I'm in the same boat with my fridge freezer, bit the freezer doesn't get very cold and goes mouldy pretty quick.
Now I chock it ajar and let it ventilate. If it froze I would use it for hops etc... pain in the ass


----------



## Bridgey23 (30/11/16)

I use it to crash cool my yeast starters. Just don't forget about your starter if you crash cool the fridge.


----------



## n87 (1/12/16)

If you were to control the vent between the freezer and fridge, you may be able to....

How you would do this would depend on how the fridge is setup. if it is just an electrically controlled flap, you could bypass it and hook it up to your controller.


----------



## nearly NORMal (1/12/16)

I cant seem to upload an image. It looks about 10 years old the fridge has a thin panel at the back for cooling, not sure how the freezer cools.

Hopefully they are seperate, and i could use a fan/vent to cool from fridge and belt to heat. 

I might see if a sparky can investigate feels a little out of my league. Thanks for the input all.


----------



## n87 (1/12/16)

If its an old school fridge with the panel at the back, it is likely you are out of luck.
From my understanding, the same refrigerant runs through the freezer as the fridge, just more runs through the freezer to make it colder.


----------



## chook79 (1/12/16)

Haha, I logged in to ask the exact same question, great minds huh?

It just seems such a waste of energy; granted it's only on when the thermostat kicks in but when I'm cold crashing it's a bunch of electricity being chewed up for nothing.

Is it possible to cut a hole in the shelf between the freezer & fridge to put a cooling pipe of some sort, so that it would cool down quicker and at least the freezer wouldn't be on for as long?

Although conversely I guess that means it would then take twice as much heat to get back up to temp because now there's more area to heat up.

I feel your pain.


----------



## Camo6 (1/12/16)

Hardly worth the effort. Unless your fridge runs two compressors but I'm yet to own a fridge that does.
For the money you'd spend tinkering you could buy a 2nd hand all fridge or freezer off ebay and make use of the extra space.


----------



## rude (1/12/16)

Plus 1 for all fridge

Brew 2 at once but bit hard too get same temp for both but close enough


----------



## pablo_h (2/12/16)

Camo6 said:


> Hardly worth the effort. Unless your fridge runs two compressors but I'm yet to own a fridge that does.
> For the money you'd spend tinkering you could buy a 2nd hand all fridge or freezer off ebay and make use of the extra space.


Yeah this.
Often it is only the freezer that has any cooling at all or is the main cooling. F/F rely on *left over* capacity or refrigerant to cool the fridge part (old fridges), or just a fan blowing freezer air into the fridge (modern fridges).
Exceptions are recent electronic "twin cool" side by side fridges (which would flip their lid wanting to know why the freezer is warm, why it can't defrost etc and would just shut down in error), or as mentioned older side by side mechanical fridges that often had two compressors (think commercial or USA side by sides when that style first came out in the 70s/80s) E: but I don't think there's that many about in AU as we commonly had the pigeon pair set up, one complete stand alone upright freezer, one complete stand alone upright fridge , rather than the two compressor type thing they were doing in the US way back then.

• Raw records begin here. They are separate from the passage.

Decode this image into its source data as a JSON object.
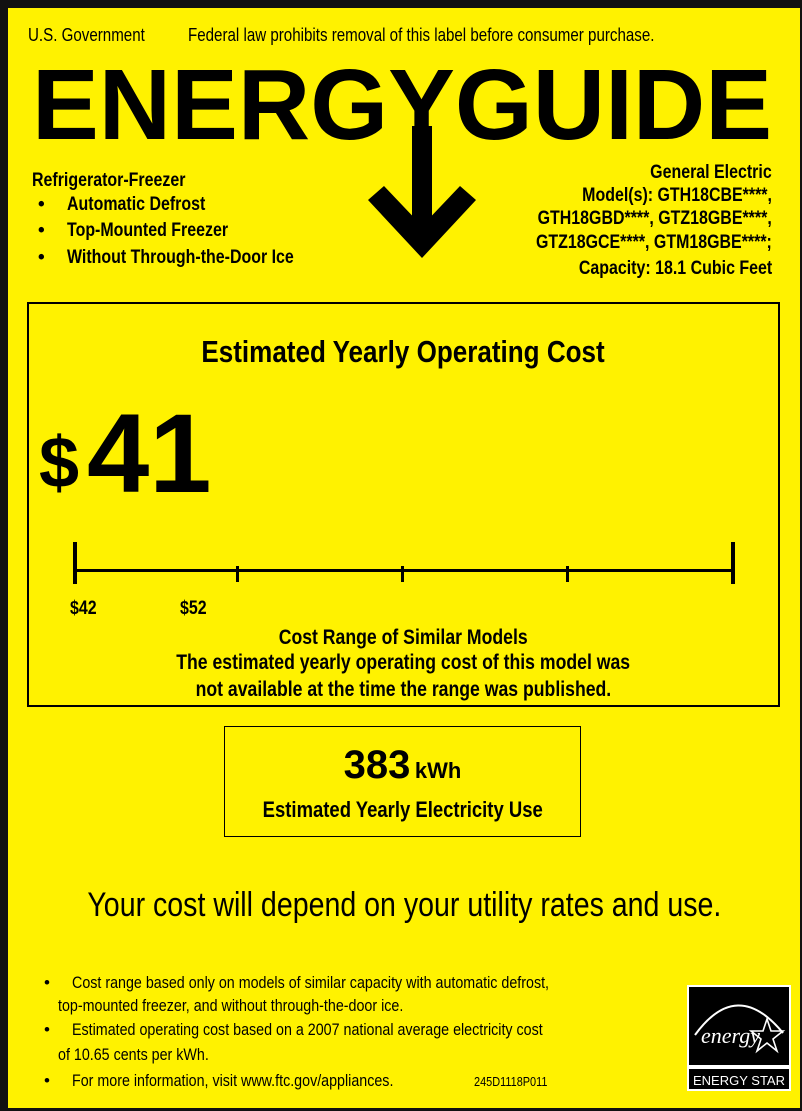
{
  "header": {
    "gov": "U.S. Government",
    "notice": "Federal law prohibits removal of this label before consumer purchase.",
    "logo_text": "ENERGYGUIDE"
  },
  "product": {
    "type": "Refrigerator-Freezer",
    "features": [
      "Automatic Defrost",
      "Top-Mounted Freezer",
      "Without Through-the-Door Ice"
    ]
  },
  "maker": {
    "brand": "General Electric",
    "models": [
      "Model(s): GTH18CBE****,",
      "GTH18GBD****, GTZ18GBE****,",
      "GTZ18GCE****, GTM18GBE****;"
    ],
    "capacity": "Capacity: 18.1 Cubic Feet"
  },
  "cost": {
    "title": "Estimated Yearly Operating Cost",
    "currency": "$",
    "value": "41",
    "range_min": "$42",
    "range_max": "$52",
    "range_title": "Cost Range of Similar Models",
    "note_line1": "The estimated yearly operating cost of this model was",
    "note_line2": "not available at the time the range was published."
  },
  "electricity": {
    "value": "383",
    "unit": "kWh",
    "label": "Estimated Yearly Electricity Use"
  },
  "depend": "Your cost will depend on your utility rates and use.",
  "footnotes": {
    "line1a": "Cost range based only on models of similar capacity with automatic defrost,",
    "line1b": "top-mounted freezer, and without through-the-door ice.",
    "line2a": "Estimated operating cost based on a 2007 national average electricity cost",
    "line2b": "of 10.65 cents per kWh.",
    "line3": "For more information, visit www.ftc.gov/appliances.",
    "code": "245D1118P011"
  },
  "energy_star": {
    "script": "energy",
    "label": "ENERGY STAR"
  },
  "colors": {
    "background": "#fff200",
    "ink": "#000000"
  }
}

And after that electronics and variable speed fans made single compressor side by sides more viable.


----------



## damoninja (2/12/16)

If the coil doesn't run through there, you could remove the panels and foam between the fridge and freezer to open it all up to a single chamber. You'd then have a bigger freezer. 

Big IF however. 

How cool does it actually get in there?


----------



## nearly NORMal (2/12/16)

The freezer works well. The idea was to have a temp contolled environment for yeast starters. 

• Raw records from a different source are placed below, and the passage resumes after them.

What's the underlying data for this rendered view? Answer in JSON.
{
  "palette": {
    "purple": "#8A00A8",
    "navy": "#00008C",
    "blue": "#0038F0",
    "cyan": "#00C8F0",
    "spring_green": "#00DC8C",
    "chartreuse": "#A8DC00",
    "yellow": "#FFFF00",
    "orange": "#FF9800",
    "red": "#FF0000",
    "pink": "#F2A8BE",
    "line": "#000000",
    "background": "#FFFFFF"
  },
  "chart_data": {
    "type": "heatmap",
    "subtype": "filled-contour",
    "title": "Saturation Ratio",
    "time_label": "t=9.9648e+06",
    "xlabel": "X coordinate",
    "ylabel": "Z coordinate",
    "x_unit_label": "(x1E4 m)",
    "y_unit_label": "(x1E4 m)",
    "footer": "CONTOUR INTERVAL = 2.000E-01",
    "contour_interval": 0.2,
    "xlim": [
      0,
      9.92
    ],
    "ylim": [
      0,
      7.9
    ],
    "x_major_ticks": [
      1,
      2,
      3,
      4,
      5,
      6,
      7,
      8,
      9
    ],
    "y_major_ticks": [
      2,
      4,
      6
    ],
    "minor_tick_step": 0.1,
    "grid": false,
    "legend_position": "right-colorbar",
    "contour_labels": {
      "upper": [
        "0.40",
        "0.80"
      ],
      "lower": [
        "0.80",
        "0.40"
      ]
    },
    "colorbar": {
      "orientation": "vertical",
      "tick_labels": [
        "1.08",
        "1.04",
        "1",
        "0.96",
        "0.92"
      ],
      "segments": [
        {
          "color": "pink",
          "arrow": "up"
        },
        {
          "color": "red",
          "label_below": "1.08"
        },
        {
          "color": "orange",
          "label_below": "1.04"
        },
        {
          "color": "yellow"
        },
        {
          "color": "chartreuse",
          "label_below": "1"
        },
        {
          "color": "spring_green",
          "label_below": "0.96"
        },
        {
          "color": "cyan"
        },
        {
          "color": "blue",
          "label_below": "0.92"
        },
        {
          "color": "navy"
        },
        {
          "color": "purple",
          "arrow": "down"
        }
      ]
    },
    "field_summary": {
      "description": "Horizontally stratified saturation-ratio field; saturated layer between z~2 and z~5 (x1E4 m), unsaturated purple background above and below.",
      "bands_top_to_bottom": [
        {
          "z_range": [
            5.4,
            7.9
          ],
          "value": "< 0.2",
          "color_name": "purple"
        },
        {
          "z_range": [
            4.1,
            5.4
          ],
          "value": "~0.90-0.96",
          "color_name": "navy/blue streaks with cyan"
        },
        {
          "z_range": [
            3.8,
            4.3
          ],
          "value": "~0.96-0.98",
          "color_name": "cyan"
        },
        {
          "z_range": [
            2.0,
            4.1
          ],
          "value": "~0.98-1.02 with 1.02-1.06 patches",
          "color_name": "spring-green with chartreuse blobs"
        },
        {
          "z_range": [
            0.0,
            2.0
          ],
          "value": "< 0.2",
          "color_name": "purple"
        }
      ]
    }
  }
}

http://www.gumtree.com.au/s-ad/brompton/fridges-freezers/fridge-freezer-fisher-paykel-250l-delivery-available-/1131120732

This is what it looks like, not my one by the way just found it on gumtree. I have a feezer on the keggerator so dont really need the space.


----------



## pablo_h (2/12/16)

If that's the actual model, then going by the pictures it's a cyclic defrost system aka manual freezer defrost, non fan assisted etc, what ever you want to call it. All refrigerant goes through the freezer first, the whole freezer is lined with piping and can't be touched.
You can't modify that at all, can't remove any panels or anything else really.


----------